El coche entró en el patio con palmeras que daba frente al hotel y fue a detenerse ante el pórtico del establecimiento. Dos árabes de chilaba se apearon del vehículo. Les abrieron inmediatamente.
– Voy a hacer que mis hombres anoten la matrícula y averigüen si entraron por Algeciras y cuándo -dijo el capitán.
– Pero no use la radio, ¿quiere? -pidió Miranda-. Deben tener intervenidas todas las comunicaciones de la Guardia Civil y la policía.
Elena Fernández volvió lentamente en sí, con la impresión de haber soñado que estaba presa en una oscura cueva de rezumantes paredes bajo la cual batían las olas. Se llevó una cautelosa mano a la frente, por ver si sangraba, pero la herida ya se había secado. Le daba vueltas la cabeza, y si cerraba los ojos veía estrellas azules y blancas. Se incorporó despacio y se palpó las extremidades, por si tenía roto algún hueso.
Advirtiendo que estaba al borde de un pozo, se apartó con movimientos medidos, pero como se le iba la cabeza, se detuvo en seguida. Debo de sufrir una conmoción, pensó. Y entonces, de improviso, recordó dónde estaba, y que tenía algo urgente que hacer. Avisar a Bernal. Sí: eso era. ¿No llevaba ella una linterna? Tanteó a su alrededor, y dio con ella, pero al tratar de encenderla, vio que el cristal estaba roto. Trémula de frío, empezó a arrastrarse por el pasaje, alejándose del pozo. El ruido del oleaje le atronaba los oídos. Intentó ver la hora en su reloj, de esfera luminosa, pero no conseguía fijar la mirada. Siguió reptando, hasta que las manos tropezaron con la parte baja de una puerta. Estaba sólidamente cerrada.
Como le pareciera oír voces al otro lado, trató de pedir socorro, más sólo consiguió emitir un gruñido. Decidió reposar y cobrar fuerzas, pero la conmoción iba adueñándose de ella, y los músculos no la obedecían. Abrió los ojos y, al levantar la mirada, le pareció ver una imagen de Nuestra Señora. Así pues, ¿estaba en una iglesia? Alzó la mano y, aferrándose a la pared, consiguió alcanzar la estatuilla. A costa de un supremo esfuerzo logró asir la palma que tenía la Virgen en la diestra, y con eso la puerta se abrió repentinamente y ella fue a desplomarse al otro lado, en una estancia iluminada.
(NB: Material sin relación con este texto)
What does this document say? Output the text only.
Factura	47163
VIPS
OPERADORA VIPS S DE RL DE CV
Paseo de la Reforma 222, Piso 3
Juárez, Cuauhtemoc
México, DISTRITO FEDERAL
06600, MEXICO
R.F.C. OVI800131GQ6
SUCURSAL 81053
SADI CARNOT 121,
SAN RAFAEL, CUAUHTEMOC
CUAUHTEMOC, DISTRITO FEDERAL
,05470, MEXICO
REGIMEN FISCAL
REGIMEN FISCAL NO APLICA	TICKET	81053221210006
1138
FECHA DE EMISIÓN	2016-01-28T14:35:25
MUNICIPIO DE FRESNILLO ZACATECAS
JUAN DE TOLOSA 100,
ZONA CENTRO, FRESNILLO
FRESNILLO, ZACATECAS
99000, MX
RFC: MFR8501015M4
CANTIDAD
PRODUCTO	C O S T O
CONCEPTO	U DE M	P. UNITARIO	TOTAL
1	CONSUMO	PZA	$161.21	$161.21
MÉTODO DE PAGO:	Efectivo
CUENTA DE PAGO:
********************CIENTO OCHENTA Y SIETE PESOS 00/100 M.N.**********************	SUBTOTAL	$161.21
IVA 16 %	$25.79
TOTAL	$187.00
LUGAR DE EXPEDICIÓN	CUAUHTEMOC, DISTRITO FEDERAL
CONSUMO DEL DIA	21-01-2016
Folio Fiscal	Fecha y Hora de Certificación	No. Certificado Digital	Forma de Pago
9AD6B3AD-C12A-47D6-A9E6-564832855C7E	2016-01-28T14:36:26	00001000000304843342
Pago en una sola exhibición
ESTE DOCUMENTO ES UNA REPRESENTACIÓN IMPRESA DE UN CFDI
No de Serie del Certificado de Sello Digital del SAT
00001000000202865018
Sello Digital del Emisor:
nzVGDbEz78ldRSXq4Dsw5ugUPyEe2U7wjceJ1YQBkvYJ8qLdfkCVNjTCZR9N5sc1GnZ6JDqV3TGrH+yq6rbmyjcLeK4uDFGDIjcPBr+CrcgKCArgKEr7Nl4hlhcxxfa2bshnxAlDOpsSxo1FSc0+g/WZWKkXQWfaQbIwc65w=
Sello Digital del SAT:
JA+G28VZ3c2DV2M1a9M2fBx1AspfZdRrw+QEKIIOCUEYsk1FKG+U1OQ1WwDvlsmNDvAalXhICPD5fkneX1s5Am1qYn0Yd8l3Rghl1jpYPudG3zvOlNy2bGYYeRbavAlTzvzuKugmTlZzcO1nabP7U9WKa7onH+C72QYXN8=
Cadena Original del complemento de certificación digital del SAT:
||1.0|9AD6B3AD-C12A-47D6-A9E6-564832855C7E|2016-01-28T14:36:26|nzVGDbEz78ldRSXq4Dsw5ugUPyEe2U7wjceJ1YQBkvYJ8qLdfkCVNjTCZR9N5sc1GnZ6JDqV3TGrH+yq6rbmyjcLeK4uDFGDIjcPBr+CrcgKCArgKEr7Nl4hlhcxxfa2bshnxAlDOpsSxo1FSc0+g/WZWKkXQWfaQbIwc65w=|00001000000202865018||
Heridos los ojos por la luz, volvió a perder el sentido, al tiempo que la puerta se cerraba tras de ella con un chasquido metálico.
Nada más salir del convento, Bernal entró en el hostal de enfrente, para hablar con Ángel Gallardo.
– No he conseguido ver a Elena -anunció-, pero mi mujer dice que se retiró a su celda a las tres y media, a descansar, y que seguramente bajará a las seis, para vísperas. No he insistido en verla, para no despertar sospechas a sor Serena o al padre Sanandrés. A la anciana sor Encarnación, que es una bella persona, hace dos días que no se la ve; oficialmente está en su celda en rigurosa penitencia; pero algo me dice que fue ella quien lanzó por la ventana la nota de socorro.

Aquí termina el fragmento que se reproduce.